But from where did music originate? Two theories emerged from antiquity, one with roots in Greek reason and mythology and the other from Genesis 4.2 It will be the assumption of this article that the account in the first book of the Pentateuch, chronicling the invention of musical instruments by Jubal, a descendant of Cain, is historically accurate and true.
This article will attempt to present the invention of musical instruments as described in Genesis as an apologetic for three key ideas: the presence of common grace, music as an essential development by image-bearers in God’s good creation, and the sober reality that mere technological progress, while a fulfillment of the cultural mandate, is not enough to solve humankind’s deepest needs.

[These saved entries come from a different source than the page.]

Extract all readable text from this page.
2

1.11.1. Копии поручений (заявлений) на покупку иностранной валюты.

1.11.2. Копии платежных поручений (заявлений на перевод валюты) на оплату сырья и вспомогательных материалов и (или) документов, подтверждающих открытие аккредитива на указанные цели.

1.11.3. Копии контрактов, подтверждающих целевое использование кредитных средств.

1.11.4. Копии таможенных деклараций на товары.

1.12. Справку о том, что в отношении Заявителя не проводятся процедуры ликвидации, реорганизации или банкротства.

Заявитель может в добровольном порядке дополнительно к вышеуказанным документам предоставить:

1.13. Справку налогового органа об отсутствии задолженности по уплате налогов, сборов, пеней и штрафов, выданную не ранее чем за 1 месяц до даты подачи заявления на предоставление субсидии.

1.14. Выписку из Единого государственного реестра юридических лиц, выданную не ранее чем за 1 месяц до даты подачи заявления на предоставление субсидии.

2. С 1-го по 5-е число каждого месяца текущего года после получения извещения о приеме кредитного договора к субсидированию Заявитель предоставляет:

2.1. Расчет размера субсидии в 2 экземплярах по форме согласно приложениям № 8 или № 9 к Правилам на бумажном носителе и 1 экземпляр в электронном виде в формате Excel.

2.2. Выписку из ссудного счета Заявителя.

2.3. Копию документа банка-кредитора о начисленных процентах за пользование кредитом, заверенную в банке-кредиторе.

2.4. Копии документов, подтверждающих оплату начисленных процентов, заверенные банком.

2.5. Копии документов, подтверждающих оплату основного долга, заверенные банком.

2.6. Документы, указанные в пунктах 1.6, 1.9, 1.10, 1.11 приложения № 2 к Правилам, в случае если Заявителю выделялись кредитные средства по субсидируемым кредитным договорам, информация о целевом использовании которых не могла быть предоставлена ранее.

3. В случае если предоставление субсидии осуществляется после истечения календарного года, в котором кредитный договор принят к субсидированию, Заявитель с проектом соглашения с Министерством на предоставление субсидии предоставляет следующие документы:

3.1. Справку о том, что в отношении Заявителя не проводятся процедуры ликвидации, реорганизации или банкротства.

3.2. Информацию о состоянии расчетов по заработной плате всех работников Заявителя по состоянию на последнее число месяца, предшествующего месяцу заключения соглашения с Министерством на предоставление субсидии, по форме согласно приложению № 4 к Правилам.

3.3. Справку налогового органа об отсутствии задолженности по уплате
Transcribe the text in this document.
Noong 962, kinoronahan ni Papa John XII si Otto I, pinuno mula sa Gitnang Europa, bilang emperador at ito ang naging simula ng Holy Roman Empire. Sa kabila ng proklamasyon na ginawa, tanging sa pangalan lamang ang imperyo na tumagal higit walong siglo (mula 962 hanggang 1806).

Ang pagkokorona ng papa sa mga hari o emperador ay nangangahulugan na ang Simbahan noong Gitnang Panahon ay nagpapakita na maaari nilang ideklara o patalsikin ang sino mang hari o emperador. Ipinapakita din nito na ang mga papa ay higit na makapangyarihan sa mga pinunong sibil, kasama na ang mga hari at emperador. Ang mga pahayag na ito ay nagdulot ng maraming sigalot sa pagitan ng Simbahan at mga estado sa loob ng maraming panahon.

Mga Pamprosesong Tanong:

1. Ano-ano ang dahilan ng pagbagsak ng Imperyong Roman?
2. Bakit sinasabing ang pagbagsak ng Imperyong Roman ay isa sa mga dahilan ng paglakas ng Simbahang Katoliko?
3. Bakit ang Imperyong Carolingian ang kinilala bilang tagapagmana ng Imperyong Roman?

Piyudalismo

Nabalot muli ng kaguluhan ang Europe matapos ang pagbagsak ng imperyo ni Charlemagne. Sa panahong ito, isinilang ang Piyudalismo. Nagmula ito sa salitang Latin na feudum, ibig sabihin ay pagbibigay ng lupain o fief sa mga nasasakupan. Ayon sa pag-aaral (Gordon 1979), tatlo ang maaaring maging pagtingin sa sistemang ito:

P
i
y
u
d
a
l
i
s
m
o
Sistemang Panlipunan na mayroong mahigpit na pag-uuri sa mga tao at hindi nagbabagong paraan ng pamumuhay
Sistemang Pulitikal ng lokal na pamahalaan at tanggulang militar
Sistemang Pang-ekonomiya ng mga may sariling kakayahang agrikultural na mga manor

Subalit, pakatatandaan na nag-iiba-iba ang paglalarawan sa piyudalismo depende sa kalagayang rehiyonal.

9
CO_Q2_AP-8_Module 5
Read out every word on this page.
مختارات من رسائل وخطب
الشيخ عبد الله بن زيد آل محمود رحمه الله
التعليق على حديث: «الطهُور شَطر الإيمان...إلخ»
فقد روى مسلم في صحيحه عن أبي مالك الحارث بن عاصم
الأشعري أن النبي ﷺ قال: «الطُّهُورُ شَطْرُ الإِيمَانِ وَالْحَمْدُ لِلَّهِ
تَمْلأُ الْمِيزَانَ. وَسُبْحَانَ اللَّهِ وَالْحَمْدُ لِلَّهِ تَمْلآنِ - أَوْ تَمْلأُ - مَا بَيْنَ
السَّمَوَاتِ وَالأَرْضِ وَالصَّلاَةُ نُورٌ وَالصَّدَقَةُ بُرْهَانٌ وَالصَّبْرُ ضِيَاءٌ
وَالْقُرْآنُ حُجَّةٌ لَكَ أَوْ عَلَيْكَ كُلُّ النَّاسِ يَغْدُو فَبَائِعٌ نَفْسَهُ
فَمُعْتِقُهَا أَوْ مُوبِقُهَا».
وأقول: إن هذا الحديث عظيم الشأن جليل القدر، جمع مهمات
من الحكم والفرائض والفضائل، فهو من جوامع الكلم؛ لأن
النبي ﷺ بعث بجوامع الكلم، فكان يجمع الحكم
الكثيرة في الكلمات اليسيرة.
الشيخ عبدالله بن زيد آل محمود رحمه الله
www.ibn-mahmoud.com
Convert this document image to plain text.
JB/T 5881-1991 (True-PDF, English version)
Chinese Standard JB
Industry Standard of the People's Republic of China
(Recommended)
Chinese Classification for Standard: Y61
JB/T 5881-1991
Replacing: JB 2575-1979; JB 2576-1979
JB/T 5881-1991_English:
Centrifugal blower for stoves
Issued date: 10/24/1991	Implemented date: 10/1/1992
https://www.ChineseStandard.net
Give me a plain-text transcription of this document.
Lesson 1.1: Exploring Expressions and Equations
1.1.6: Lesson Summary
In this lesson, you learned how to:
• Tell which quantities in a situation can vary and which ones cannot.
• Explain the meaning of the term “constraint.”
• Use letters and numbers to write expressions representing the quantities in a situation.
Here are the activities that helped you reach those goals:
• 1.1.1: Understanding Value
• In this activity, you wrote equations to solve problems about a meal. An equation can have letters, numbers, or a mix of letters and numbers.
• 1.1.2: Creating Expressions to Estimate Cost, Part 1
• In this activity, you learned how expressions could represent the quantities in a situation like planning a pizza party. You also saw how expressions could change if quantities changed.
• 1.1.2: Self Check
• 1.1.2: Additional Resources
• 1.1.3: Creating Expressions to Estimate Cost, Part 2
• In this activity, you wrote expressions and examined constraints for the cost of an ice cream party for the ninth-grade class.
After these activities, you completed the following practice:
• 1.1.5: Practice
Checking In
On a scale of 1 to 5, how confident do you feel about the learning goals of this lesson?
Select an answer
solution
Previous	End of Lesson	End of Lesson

Common Grace and the Cultural Mandate
It is not the purpose of this article to argue, in detail, the Mosaic authorship of Genesis. However, it is the assumption here that Jesus’s affirmation of the pen of the patriarch is correct (John 5:46). John Walton characterizes this position: “The founder of Israel is the most probable person to transpose its national repository of ancient traditions into a coherent history in order to define the nation and its mission.”3 Writing to the people of God as they emerged out of Egypt, Moses, having been schooled in the finest of Egyptian educations (Acts 7:22), sought to reframe their thinking away from the myths and origin stories they undoubtedly imbibed from centuries in this pagan land and that characterized the surrounding nations and reorient them toward God’s revelation of himself as Creator and Lord.4 “The purpose of the Torah in this section,” Umberto Cassuto writes, “is to teach us that the whole world and all that it contains were created by the word of the One God, according to His will, which operates without restraint. It is thus opposed to the concepts current among the peoples of the ancient East, who were Israel’s neighbors, and in some respects is in conflict with certain ideas that had already found their way into the ranks of our people.”5 Walton concurs, asserting that “Moses of necessity would have given Israel its prior history, meaning and destiny as well as its laws. Every political and/or religious community must have a memory of history that defines and distinguishes it.”6
In telling Israel her own origin story, embedded in the larger origin story of the human race (including the fall in the garden in Genesis 3), Moses’s narrative continues through the first part of Genesis as a parallel story whose antecedent is in the protoevangelium of Genesis 3:15: “I will put hostility between you and the woman, and between your offspring and her offspring. He will strike your head, and you will strike his heel” (CSB). Emerging with Cain’s murder of his brother Abel in Genesis 4, the subtheme of human violence continues to develop until it culminates in the flood narrative in Genesis 6–9 (though one might argue that it continues as a subtheme throughout Scripture until John’s Revelation about the end of the age). As Derek Kidner affirms, “Chapters 1–11 [of Genesis] describe two opposite progressions: first, God’s orderly creation, to its climax in man as a responsible and blessed being, and then the disintegrating work of sin, to its first great anti-climax in the corrupt world of the flood, and its second in the folly of Babel.”7
The clash between the seed of the woman and the seed of the serpent is brought into sharp relief in the dual geologies presented in Genesis 4 and 5. Cain’s rebel lineage (Gen. 4:17–22) is contrasted with the righteous line of Seth (Gen. 4:25–5:32), Abel’s divinely appointed surrogate. This narrative advances toward the wickedness of the former overtaking the latter in Genesis 6, necessitating God’s saving and cleansing action in the judgment of the flood.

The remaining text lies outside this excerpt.